Hey! I think I can help out here… Hz/V in some ways is simpler than V/oct because what it does is linearly follow frequency.
So let’s say 1v corresponds to a frequency - 220hz - then each successive volt will add exactly that frequency. Bringing it into the world of octaves, your first octave (220-440) would take 1v, and your next (440-880) would take 2v. So, basically, the voltage required to go up an octave doubles each successive octave.

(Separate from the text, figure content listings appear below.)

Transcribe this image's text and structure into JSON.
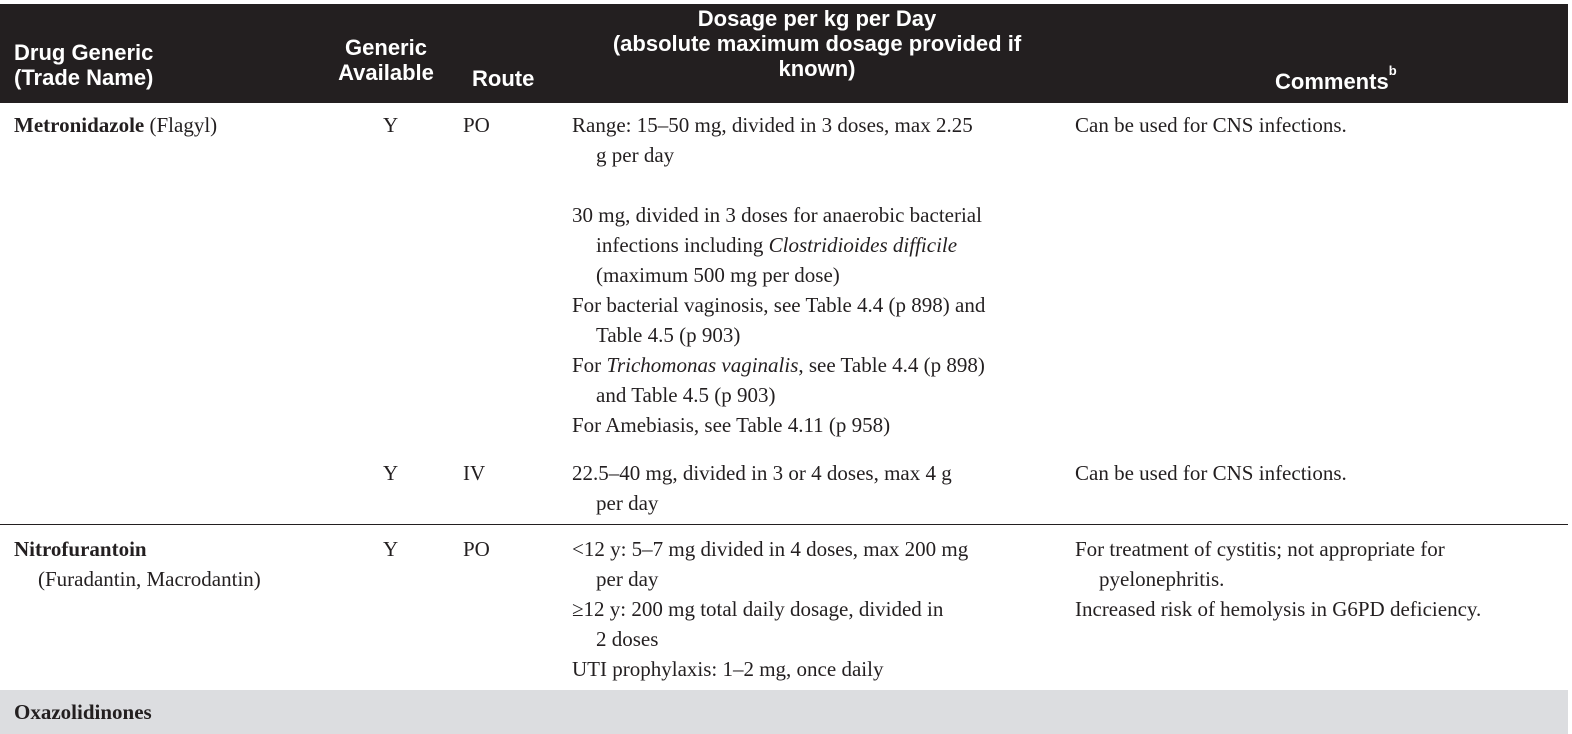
{
  "header": {
    "col_drug_1": "Drug Generic",
    "col_drug_2": "(Trade Name)",
    "col_generic_1": "Generic",
    "col_generic_2": "Available",
    "col_route": "Route",
    "col_dosage_1": "Dosage per kg per Day",
    "col_dosage_2": "(absolute maximum dosage provided if",
    "col_dosage_3": "known)",
    "col_comments": "Comments",
    "col_comments_sup": "b"
  },
  "rows": [
    {
      "drug": "Metronidazole",
      "trade": "(Flagyl)",
      "generic": "Y",
      "route": "PO",
      "dose_1a": "Range: 15–50 mg, divided in 3 doses, max 2.25",
      "dose_1b": "g per day",
      "dose_2a": "30 mg, divided in 3 doses for anaerobic bacterial",
      "dose_2b": "infections including",
      "dose_2c": "Clostridioides difficile",
      "dose_2d": "(maximum 500 mg per dose)",
      "dose_3a": "For bacterial vaginosis, see Table 4.4 (p 898) and",
      "dose_3b": "Table 4.5 (p 903)",
      "dose_4a": "For",
      "dose_4b": "Trichomonas vaginalis",
      "dose_4c": ", see Table 4.4 (p 898)",
      "dose_4d": "and Table 4.5 (p 903)",
      "dose_5": "For Amebiasis, see Table 4.11 (p 958)",
      "comment": "Can be used for CNS infections."
    },
    {
      "generic": "Y",
      "route": "IV",
      "dose_1a": "22.5–40 mg, divided in 3 or 4 doses, max 4 g",
      "dose_1b": "per day",
      "comment": "Can be used for CNS infections."
    },
    {
      "drug": "Nitrofurantoin",
      "trade": "(Furadantin, Macrodantin)",
      "generic": "Y",
      "route": "PO",
      "dose_1a": "<12 y: 5–7 mg divided in 4 doses, max 200 mg",
      "dose_1b": "per day",
      "dose_2a": "≥12 y: 200 mg total daily dosage, divided in",
      "dose_2b": "2 doses",
      "dose_3": "UTI prophylaxis: 1–2 mg, once daily",
      "comment_1a": "For treatment of cystitis; not appropriate for",
      "comment_1b": "pyelonephritis.",
      "comment_2": "Increased risk of hemolysis in G6PD deficiency."
    }
  ],
  "section": "Oxazolidinones"
}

But, this means that the semitones aren’t equally spaced either, like they would be in V/oct. Instead, the voltages that correspond to a semitone increment according to the frequency-semitone ratio, i.e. 2^(1/12). So, if your base voltage is 1.000, the voltage for your next semitone would be 1.000 x 2^(1/12) = 1.0594. The next would be 1.0594 x 2^(1/2) and so on.
I’ve attached a BIN file named HZPV which has 3 octaves (1.000v - 8.000v) scaled to Hz/V (that’s pretty much the useful range of my MS20-mini) but you could add another two octaves from 0.25 - 1.000 as well! You’d calculate it the same way, starting with 0.25 x 2^(1/12) or 0.5 x 2^(1/12) depending on whether you’d want one or two octaves more. I used a function calculator to give me a table of results, but my maths knowledge is pretty rudimentary and I’m sure there’s a quicker way to simply script an entire index.